Although it is clear that the process of ageing has a strong inflammatory and genetic component, much work remains to be elucidated on how the immunological and inflammatory mechanisms regulate ageing. Ageing has been associated with an increase in the serum levels of inflammatory biomarkers, for instance pro-inflammatory cytokines like tumour necrosis factor (TNF), interleukin (IL)-6, IL-1, and C-reactive protein (CRP) (Saedi et al., 2019). This age-related fluctuation of the inflammatory mediators is referred to as “inflamm-ageing” (Franceschi et al., 2000).

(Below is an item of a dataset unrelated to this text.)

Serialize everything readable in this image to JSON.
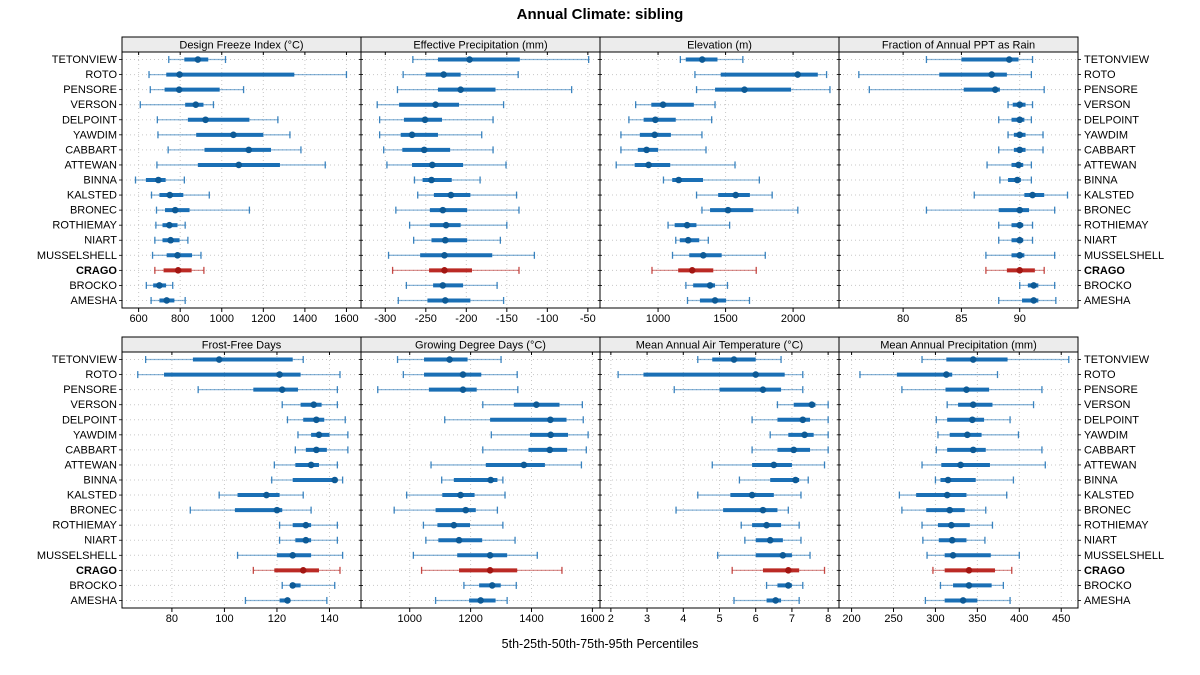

Moreover, postulated with the dynamic interaction among inflammation, ageing and oxidative stress, the “oxi-inflamm-ageing” theory of ageing has been suggested (De la Fuente and Miquel, 2009). This phenomenon, which is referred to as the state of chronic, age-related, low-grade inflammation, resulted in the proposal of inflammatory and oxidative biomarkers of frailty. Notably, as the pathophysiology of both frailty and sarcopenia has an inflammatory component (Dalle et al., 2017), and there is a cross-talk between the underlying mechanisms of these geriatric syndromes (Landi et al., 2015), the groups of muscle protein turnover (Nedergaard et al., 2013; Bhasin et al., 2009) and physical inactivity biomarkers (Liguori et al., 2018; Watanabe et al., 2015; Penninx et al., 2004; Schalk et al., 2005; Lauretani et al., 2007; Dominguez et al., 2009) emerged in the literature and describe the most recent advances in the field. Finally, a novel “inflamm-inactivity” paradigm reveals the crucial role of physical activity as a potent counter-measure to age-related frailty (Flynn et al., 2019). Consequently, the aim of this review is to summarize the present state of knowledge about inflammatory biomarkers that are considered promising tools to evaluate frailty.